Современный чехословацкий детектив [Антология. 1982 г.] - Эдуард Фикер
Шрифт:
Интервал:
Закладка:
— Слушай, — перебил Моймир Луцек, — давай скажем пану капитану все без обиняков: мы разозлились. Три дня — и все тянется, тянется. А у меня пусто. В аппарате одни пейзажики — да вы же видели. А я, честное слово, так радовался, что сделаю интересные снимки, я видал на фотографиях этих его чудищ и несколько картин. Мы и не стали слишком раздумывать — рядом лежала лесенка, и я сказал Ришо: если его нет дома, я пощелкаю и поедем. А если он спит, не стану его будить, просто сделаю парочку снимков. Да-да, — вздохнул Моймир Луцек, — я прямо остолбенел, когда залез туда. Вы-то видели, а?
— Нет. Только на ваших фотографиях.
— Господи боже. Там хоть кто-нибудь прибрал?

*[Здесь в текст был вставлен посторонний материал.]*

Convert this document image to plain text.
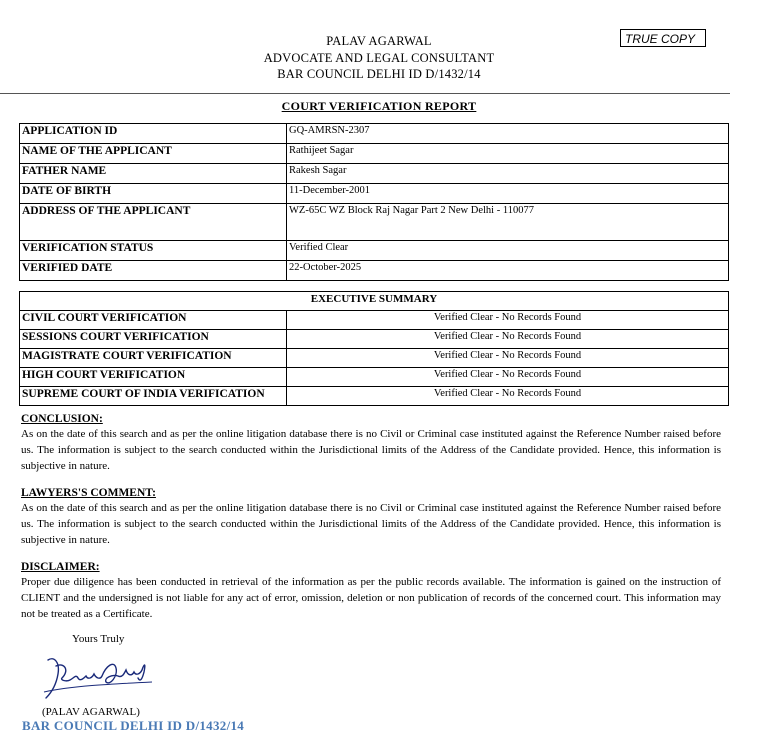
TRUE COPY
PALAV AGARWAL
ADVOCATE AND LEGAL CONSULTANT
BAR COUNCIL DELHI ID D/1432/14
COURT VERIFICATION REPORT
APPLICATION ID	GQ-AMRSN-2307
NAME OF THE APPLICANT	Rathijeet Sagar
FATHER NAME	Rakesh Sagar
DATE OF BIRTH	11-December-2001
ADDRESS OF THE APPLICANT	WZ-65C WZ Block Raj Nagar Part 2 New Delhi - 110077
VERIFICATION STATUS	Verified Clear
VERIFIED DATE	22-October-2025
EXECUTIVE SUMMARY	
CIVIL COURT VERIFICATION	Verified Clear - No Records Found
SESSIONS COURT VERIFICATION	Verified Clear - No Records Found
MAGISTRATE COURT VERIFICATION	Verified Clear - No Records Found
HIGH COURT VERIFICATION	Verified Clear - No Records Found
SUPREME COURT OF INDIA VERIFICATION	Verified Clear - No Records Found
CONCLUSION:
As on the date of this search and as per the online litigation database there is no Civil or Criminal case instituted against the Reference Number raised before us. The information is subject to the search conducted within the Jurisdictional limits of the Address of the Candidate provided. Hence, this information is subjective in nature.
LAWYERS'S COMMENT:
As on the date of this search and as per the online litigation database there is no Civil or Criminal case instituted against the Reference Number raised before us. The information is subject to the search conducted within the Jurisdictional limits of the Address of the Candidate provided. Hence, this information is subjective in nature.
DISCLAIMER:
Proper due diligence has been conducted in retrieval of the information as per the public records available. The information is gained on the instruction of CLIENT and the undersigned is not liable for any act of error, omission, deletion or non publication of records of the concerned court. This information may not be treated as a Certificate.
Yours Truly
(PALAV AGARWAL)
BAR COUNCIL DELHI ID D/1432/14
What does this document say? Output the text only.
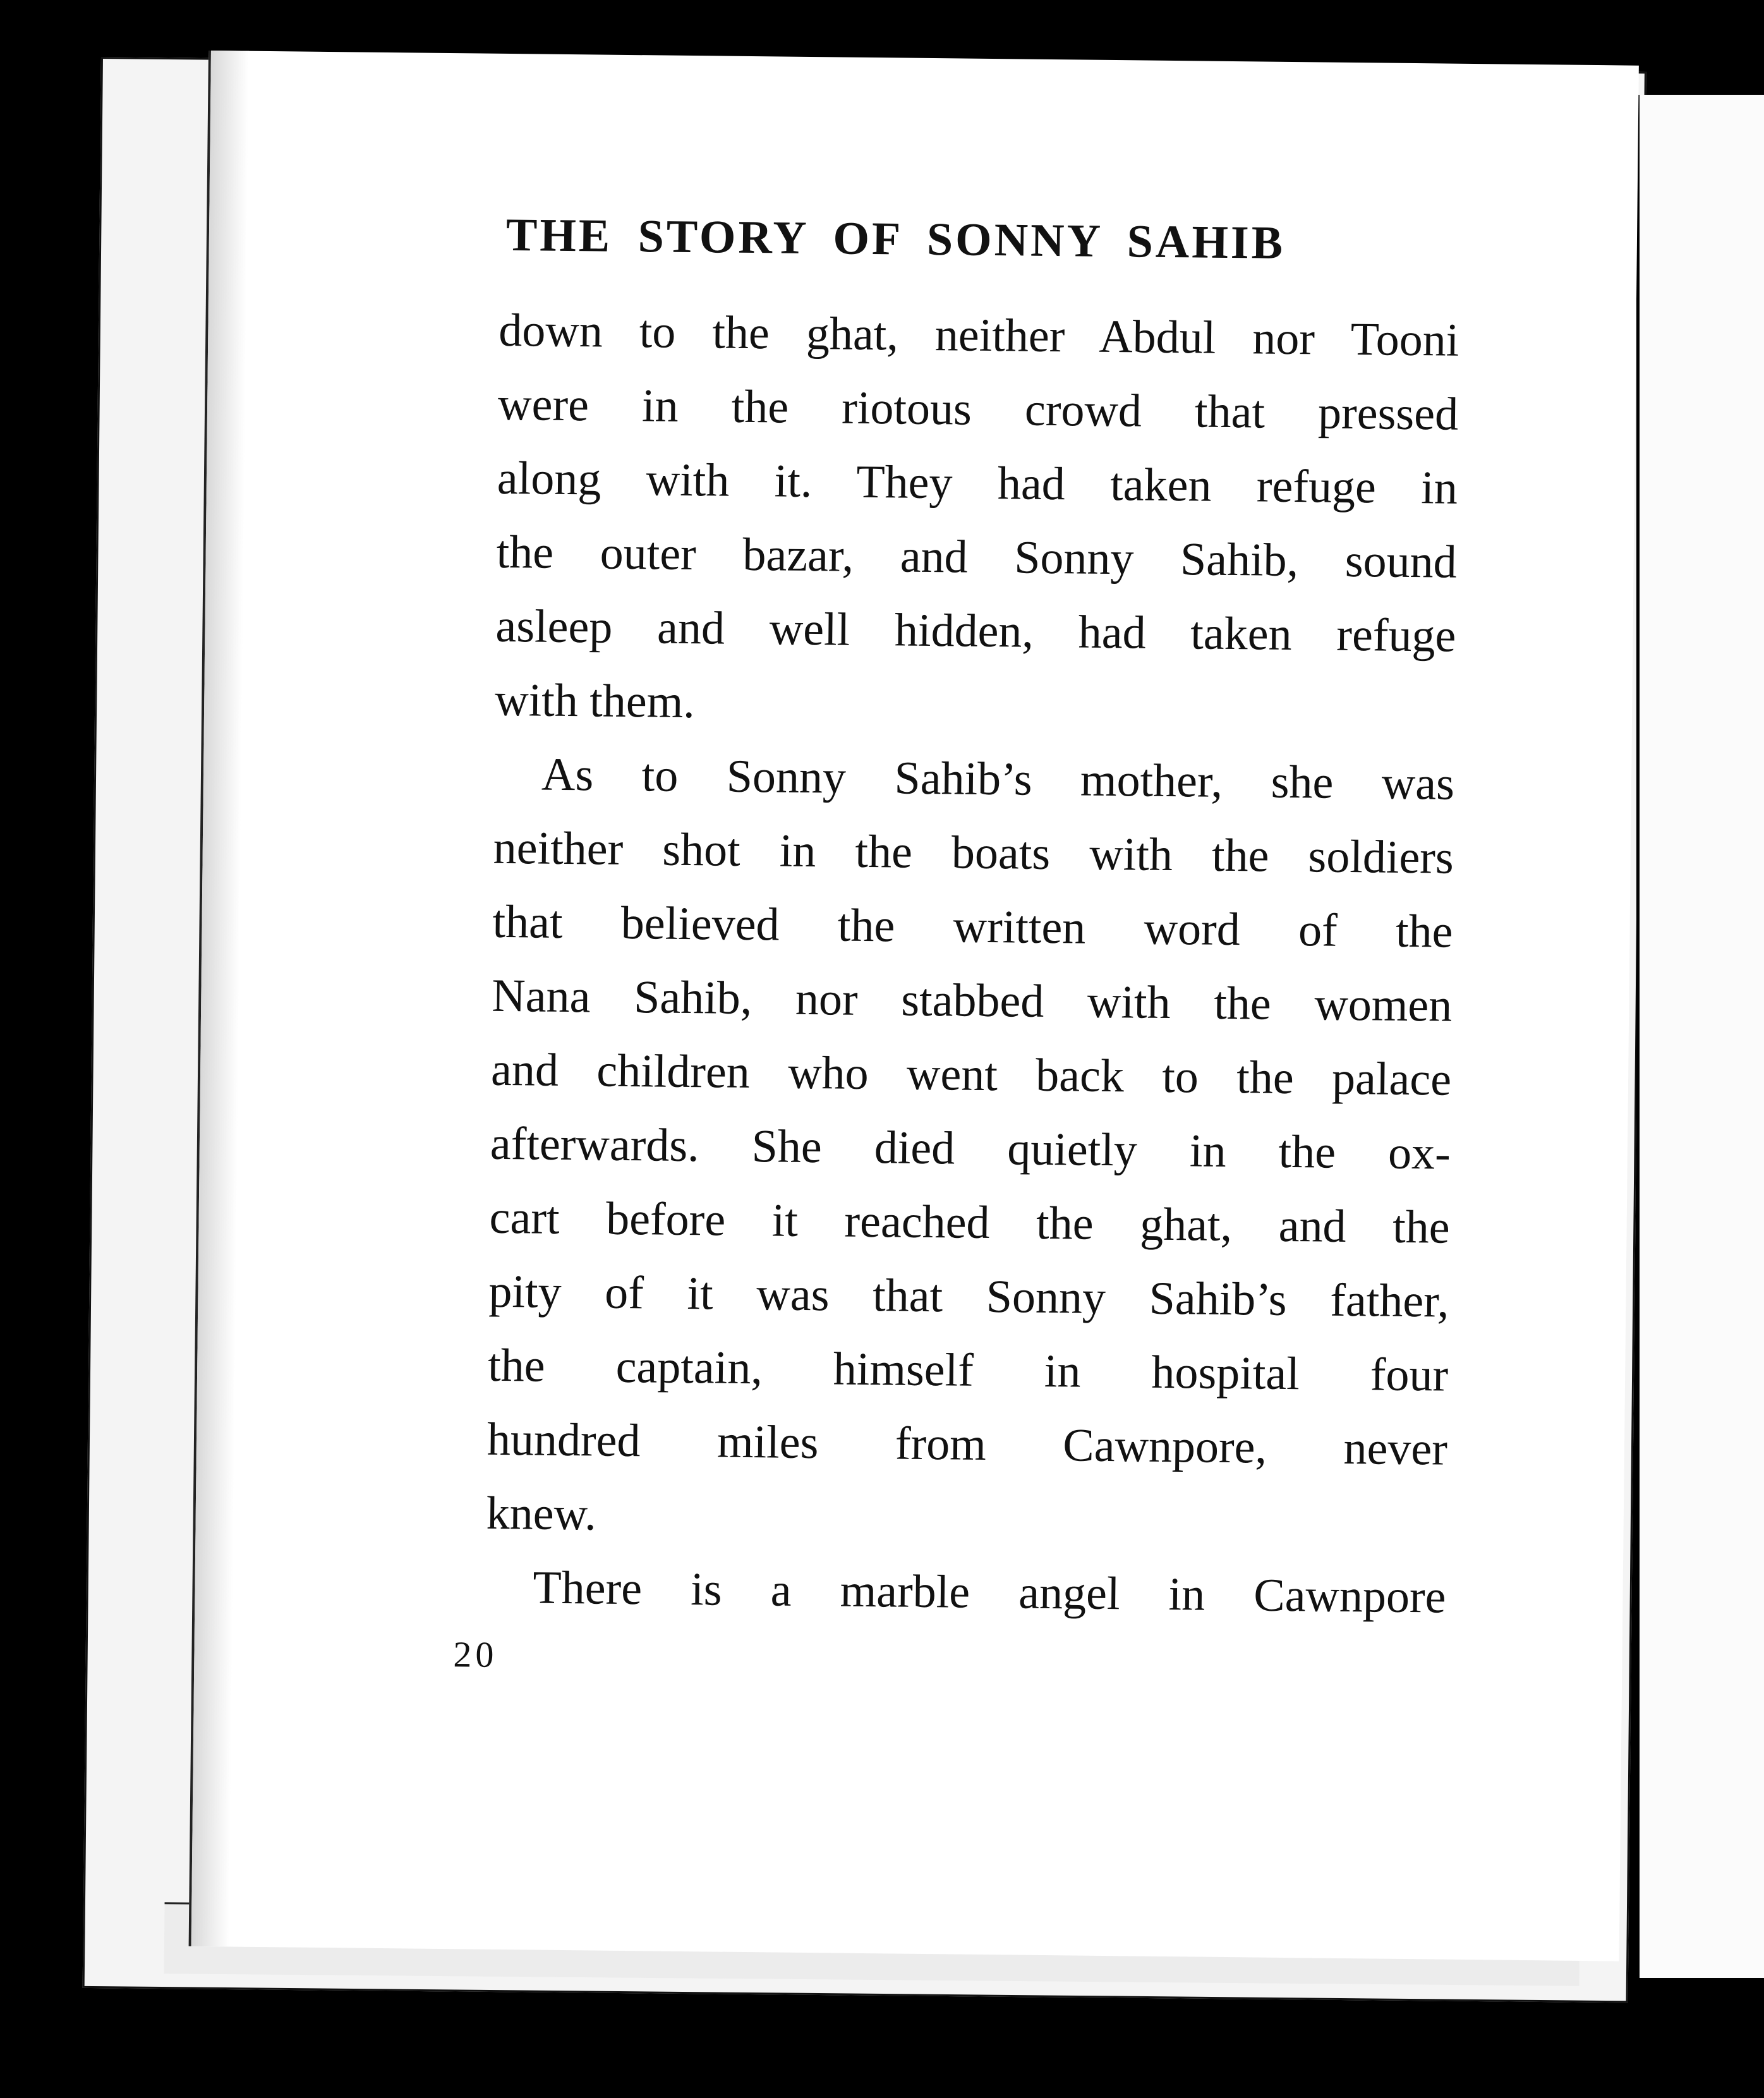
THE STORY OF SONNY SAHIB
down to the ghat, neither Abdul nor Tooni
were in the riotous crowd that pressed
along with it. They had taken refuge in
the outer bazar, and Sonny Sahib, sound
asleep and well hidden, had taken refuge
with them.
As to Sonny Sahib’s mother, she was
neither shot in the boats with the soldiers
that believed the written word of the
Nana Sahib, nor stabbed with the women
and children who went back to the palace
afterwards. She died quietly in the ox-
cart before it reached the ghat, and the
pity of it was that Sonny Sahib’s father,
the captain, himself in hospital four
hundred miles from Cawnpore, never
knew.
There is a marble angel in Cawnpore
20
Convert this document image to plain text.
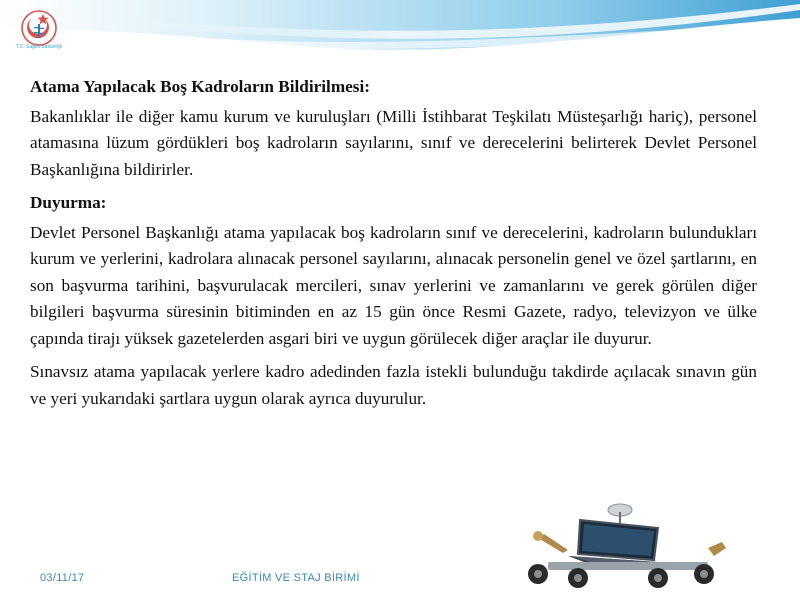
T.C. Sağlık Bakanlığı

Atama Yapılacak Boş Kadroların Bildirilmesi:

Bakanlıklar ile diğer kamu kurum ve kuruluşları (Milli İstihbarat Teşkilatı Müsteşarlığı hariç), personel atamasına lüzum gördükleri boş kadroların sayılarını, sınıf ve derecelerini belirterek Devlet Personel Başkanlığına bildirirler.

Duyurma:

Devlet Personel Başkanlığı atama yapılacak boş kadroların sınıf ve derecelerini, kadroların bulundukları kurum ve yerlerini, kadrolara alınacak personel sayılarını, alınacak personelin genel ve özel şartlarını, en son başvurma tarihini, başvurulacak mercileri, sınav yerlerini ve zamanlarını ve gerek görülen diğer bilgileri başvurma süresinin bitiminden en az 15 gün önce Resmi Gazete, radyo, televizyon ve ülke çapında tirajı yüksek gazetelerden asgari biri ve uygun görülecek diğer araçlar ile duyurur.

Sınavsız atama yapılacak yerlere kadro adedinden fazla istekli bulunduğu takdirde açılacak sınavın gün ve yeri yukarıdaki şartlara uygun olarak ayrıca duyurulur.

03/11/17	EĞİTİM VE STAJ BİRİMİ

— Не знаю. Я еще не успел туда заглянуть…
— Шайка вандалов потрудилась на совесть. Но зачем?
Михал Экснер грустно засмеялся.
— Вот и мне хотелось бы знать. А зачем вы стали фотографировать этот разгром? Такое ведь не напечатаешь.
— Просто не удержался. Ну а лесенку мы потом убрали. Там есть наши отпечатки?
— Наверняка, — весело ответил Экснер. — После обеда вы все это повторите у нас на Бартоломейской. Для контроля.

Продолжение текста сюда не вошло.